India's Silent Emotive Majority
Outlook|21 July 2023
Will positive emotions of love, compassion and care hold similar velocity to counter-mobilise Rightwing Hindutva?
Ajay Gudavarthy
India's Silent Emotive Majority

DEMOCRACIES across the globe are undergoing a deep churning and we do not know, as yet, if this will eventually settle down into a more inclusive social equilibrium challenging old and conventional understanding of social change, or remain stuck as a prolonged period of uncertainty bordering on a nihilistic outlook. This special issue cannot possibly address this complexity and provide an easy answer, but what it can certainly do is to throw up new questions that have been waiting on the margins to gain a better grip on what this new global churning is all about.

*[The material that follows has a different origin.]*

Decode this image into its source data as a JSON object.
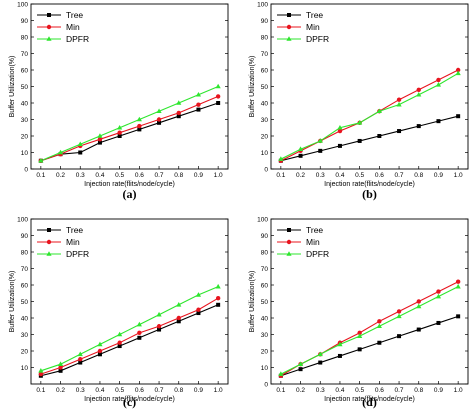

The rise of the ultra-Right and its cultural nationalist politics are a symptom, and not the substance of the current uncertainty. It is part of the crisis and not its resolution. The crisis is much larger than what is represented by the Rightwing political mobilisation. If the global rise of the Right is a part and not the (exclusive) source of the crisis, then we need to locate the consent to what has come to be the illiberal turn as part of a larger change the world is undergoing. As much of the recent reflections consider Rightwing politics the source and substance of the current impasse, this special issue of Outlook on ‘Hindutva beyond Islamophobia’ attempts to offer readers a fresh perspective by focusing on issues that have not been spoken and written about before.